Les chiffres du scandale
Selon les données du ministère de l’Intérieur, depuis 2018, au moins 800 citoyens auraient quitté la Turquie pour demander l’asile en Europe en utilisant des passeports gris, mais il s’agit en réalité d’une estimation basse. Comme l’ont raconté aux médias plusieurs personnes qui ont utilisé ce «service», dans de nombreux cas, les passeports ont été restitués une fois arrivés dans l’espace Schengen et tamponnés en Turquie par les organisateurs de voyages pour faire croire que le titulaire était rentré chez lui.
Dans l’attente de précisions de la part des autorités turques, l’Allemagne a décidé de lancer une enquête interne pour déterminer le nombre de citoyens turcs qui sont arrivés dans le pays grâce à leurs passeports gris. Les premières estimations indiquent qu’au moins 500 personnes auraient franchi les frontières allemandes en utilisant ce type de documents et seraient ensuite restées dans le pays et, dans certains cas, auraient demandé l’asile politique. Pourtant, la vente de passeports pour fuir la Turquie n’a rien de nouveau.
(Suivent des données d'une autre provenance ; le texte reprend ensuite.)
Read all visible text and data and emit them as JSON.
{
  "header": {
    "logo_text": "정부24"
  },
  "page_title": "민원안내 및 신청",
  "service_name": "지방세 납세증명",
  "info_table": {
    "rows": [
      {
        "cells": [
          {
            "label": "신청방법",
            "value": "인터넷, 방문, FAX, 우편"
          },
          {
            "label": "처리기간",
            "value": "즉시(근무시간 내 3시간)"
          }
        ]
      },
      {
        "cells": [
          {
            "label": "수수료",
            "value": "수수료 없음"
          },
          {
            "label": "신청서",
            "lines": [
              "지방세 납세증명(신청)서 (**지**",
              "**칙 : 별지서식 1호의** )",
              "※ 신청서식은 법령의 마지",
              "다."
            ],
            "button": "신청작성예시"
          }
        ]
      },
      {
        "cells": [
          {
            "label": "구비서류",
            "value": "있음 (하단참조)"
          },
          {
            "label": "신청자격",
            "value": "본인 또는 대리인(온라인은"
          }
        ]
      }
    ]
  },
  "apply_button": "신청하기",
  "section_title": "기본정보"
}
Quelques mois avant que le scandale n’éclate, deux consuls turcs en Allemagne avaient dénoncé l’utilisation de passeports gris pour faciliter l’immigration irrégulière en Europe. En réponse, les fonctionnaires ont été rappelés dans leur pays d’origine et l’affaire a été classée.
Entre corruption et flux migratoires
Le scandale impliquant les autorités turques est un nouvel épisode de corruption impliquant des fonctionnaires gouvernementaux, un problème qui n’est toujours pas résolu et qui s’est même aggravé ces dernières années. En fait, la Turquie occupe la 86e place sur 186 dans l’indice 2020 établi par «Transparency International» (principale organisation de lutte contre la corruption, ndlr), soit 30 places de moins qu’il y a sept ans.
Mais la vente de passeports gris et le réseau de traite des êtres humains mis en place par des fonctionnaires de différents niveaux constituent également un problème pour l’Europe. Au moins 800 citoyens turcs sont entrés sur le territoire européen, quittant un pays, la Turquie, qui reçoit des fonds de Bruxelles depuis cinq ans pour maintenir ses frontières fermées et bloquer les flux migratoires vers l’Europe. Mais cela ne s’est pas produit.